ブートローダーが書き込まれるターゲットの設定です。


ターゲットが Uno / Nano / Leonardo / Micro / Mega2560 の場合

ICSP 端子を持つボードの場合には単純に ICSP 端子に接続すればいいです。オス<->メス や メス<->メス のジャンパーワイヤーがあると便利です。
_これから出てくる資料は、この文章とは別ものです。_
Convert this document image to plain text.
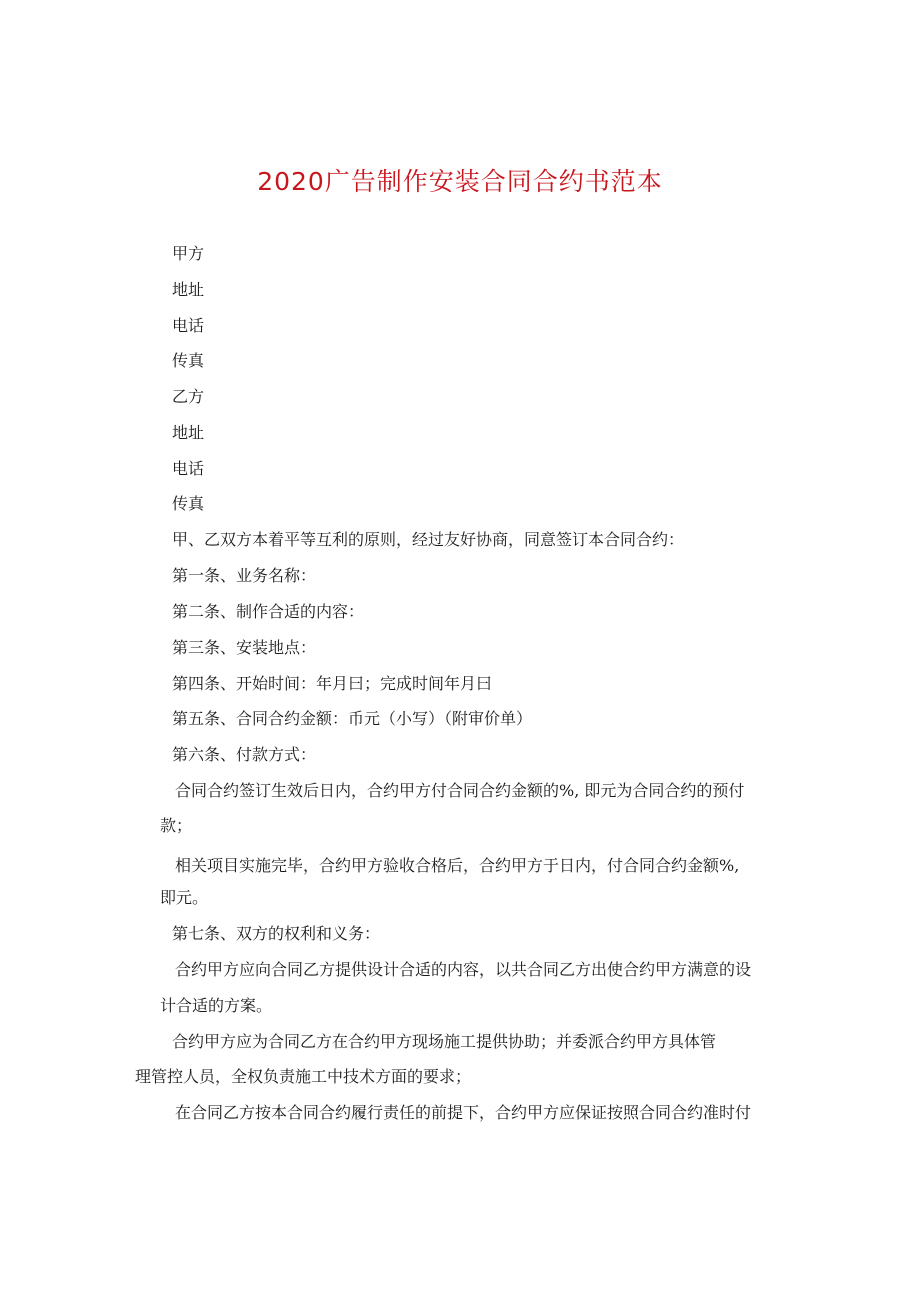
2020广告制作安装合同合约书范本

甲方

地址

电话

传真

乙方

地址

电话

传真

甲、乙双方本着平等互利的原则，经过友好协商，同意签订本合同合约：

第一条、业务名称：

第二条、制作合适的内容：

第三条、安装地点：

第四条、开始时间：年月曰；完成时间年月曰

第五条、合同合约金额：币元（小写）（附审价单）

第六条、付款方式：

合同合约签订生效后日内，合约甲方付合同合约金额的%, 即元为合同合约的预付

款；

相关项目实施完毕，合约甲方验收合格后，合约甲方于日内，付合同合约金额%,

即元。

第七条、双方的权利和义务：

合约甲方应向合同乙方提供设计合适的内容，以共合同乙方出使合约甲方满意的设

计合适的方案。

合约甲方应为合同乙方在合约甲方现场施工提供协助；并委派合约甲方具体管

理管控人员，全权负责施工中技术方面的要求；

在合同乙方按本合同合约履行责任的前提下，合约甲方应保证按照合同合约准时付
ターゲットボードが Nano や Micro の場合は一番ピンの位置に気を付けてください。

See Also:


ターゲットが Pro Mini の場合

Pro Mini の場合には以下のような接続になります。

ピン 信号
GND GND
RST RST
VCC VCC
13 SCK
12 MISO
11 MOSI

※ボードの電圧 (5V / 3.3V) に注意してください。

See Also:


ターゲットが Pro Micro の場合

Pro Micro の場合には以下のような接続になります。

ピン 信号
GND GND
RST RST
VCC VCC
15 SCK
14 MISO
16 MOSI

※ボードの電圧 (5V / 3.3V) に注意してください。

See Also:


ターゲットが ATtiny85 の場合

ATtiny85 の場合には以下のような接続になります。

ピン 信号
1 RST RST
4 GND GND
8 VCC VCC
7 SCK / D2 / A1 SCK
6 MISO / D1 MISO
5 MOSI / D0 MOSI

ATtiny 開発ボードを使えば ICSP 端子で接続できます。

※ Arduino IDE にボードの追加が必要です。

See Also:


ブートローダーの書込

以下の手順でブートローダーを書き込みます。

  1. 書込装置 (プログラマ) とターゲットを結線する (この記事の線の色は統一されているので、書込装置とターゲットで同じ色を結線すればいい)。
  2. 書込装置 に USB を繋ぎ、PC と接続する。ターゲットの電源は書込装置から供給するため、USB ケーブルは書込装置にしか接続しない事
  3. [ツール | ボード] でターゲットのボードを指定する。
  4. ボードによっては [ツール | プロセッサ] でターゲットの MCU / クロックを指定する。
  5. [ツール | シリアルポート] で書込装置のシリアルポートを指定する。USBasp を使っている時は設定不要。
  6. 例えば書込装置が LEONARDO、ターゲットが UNO の場合には以下のようになります、
  7. [ツール | 書込装置] を Arduino as ISP または Arduino as ISP 2 または Arduino as ISP (ATmega32U4) にする (書込装置の種類によって異なる。USBasp を使っている時は USBasp にする)。
  8. [ツール | ブートローダーを書き込む] でブートローダーを書き込む。